First we use DllImport to import the GetSystemTime function from kernel32.dll. And since Csharp doesn't have a WORD type like the one we can see in Microsoft's SYSTEMTIME definition, we use a ushort type instead. And then we carve our a simple Main function to call GetSystemTime and print the year, month and day with Console.WriteLine:

using System;
using System.Runtime.InteropServices;

class Program
{
    [DllImport("kernel32.dll")]
    public static extern void GetSystemTime(out SYSTEMTIME systemTime);

    [StructLayout(LayoutKind.Sequential)]
    public struct SYSTEMTIME
    {
        public ushort Year;
        public ushort Month;
        public ushort DayOfWeek;
        public ushort Day;
        public ushort Hour;
        public ushort Minute;
        public ushort Second;
        public ushort Milliseconds;
    }

    static void Main()
    {
        SYSTEMTIME systemTime;
        GetSystemTime(out systemTime);

        Console.WriteLine($"Year: {systemTime.Year}");
        Console.WriteLine($"Month: {systemTime.Month}");
        Console.WriteLine($"Day: {systemTime.Day}");
    }
}

From this other perspective, a lot of the functionality in Csharp/.NET is nice because it makes working with Windows Native functionality easier somewhat. Csharp, being statically typed, allows us to specify types of variables, parameters, and so on. Being able to tailor data types helps make things readable, and it also helps to illuminate details that might otherwise be abstracted away.

Though, in a more involved example, we might use the actual Marshal functionality and use PtrToStructure to iterate over unmanaged structures.

For example, if we have a structure containing an integer and a double. And so then we initialize and Marshal a pointer allocated to the size of the struct.
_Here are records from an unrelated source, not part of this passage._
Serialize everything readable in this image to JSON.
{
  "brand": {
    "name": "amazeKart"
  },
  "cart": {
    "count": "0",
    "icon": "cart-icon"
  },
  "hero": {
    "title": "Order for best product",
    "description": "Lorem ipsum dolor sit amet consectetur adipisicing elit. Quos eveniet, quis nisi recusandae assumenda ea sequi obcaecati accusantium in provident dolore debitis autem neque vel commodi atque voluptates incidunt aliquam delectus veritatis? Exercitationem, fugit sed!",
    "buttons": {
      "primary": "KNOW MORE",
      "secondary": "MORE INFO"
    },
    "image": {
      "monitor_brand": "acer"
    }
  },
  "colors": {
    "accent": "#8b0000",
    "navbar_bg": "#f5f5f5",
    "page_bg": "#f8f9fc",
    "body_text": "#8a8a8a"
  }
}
And then we create a new Marshaled structure, using PtrToStructure to loop through it, reading the values into the managed structure we've created, printing the variables to the console like so:

using System;
using System.Runtime.InteropServices;

class Program
{
    [StructLayout(LayoutKind.Sequential)]
    public struct TestStruct
    {
        public int Number;
        public double Value;
    }
    
    static void Main()
    {
        TestStruct myStruct = new TestStruct
        {
            Number = 3,
            Value = 1.93
        };

        IntPtr structPtr = Marshal.AllocHGlobal(Marshal.SizeOf(myStruct));

        try
        {
            Marshal.StructureToPtr(myStruct, structPtr, false);
            TestStruct marshaledStruct = (TestStruct)Marshal.PtrToStructure(structPtr, typeof(TestStruct));

            Console.WriteLine($"Number: {marshaledStruct.Number}");
            Console.WriteLine($"Value: {marshaledStruct.Value}");
        }
        finally
        {
            Marshal.FreeHGlobal(structPtr);
        }
    }
}

Given that PInvoke is sort of a way of translating calls and Marshaling is akin to adding an additional set of functions and structures inside a program, and therefore adding complexity, it's easy to see why there are performance tradeoffs when using either of these functionalities. But it can also make working with low-level components in Windows better somewhat.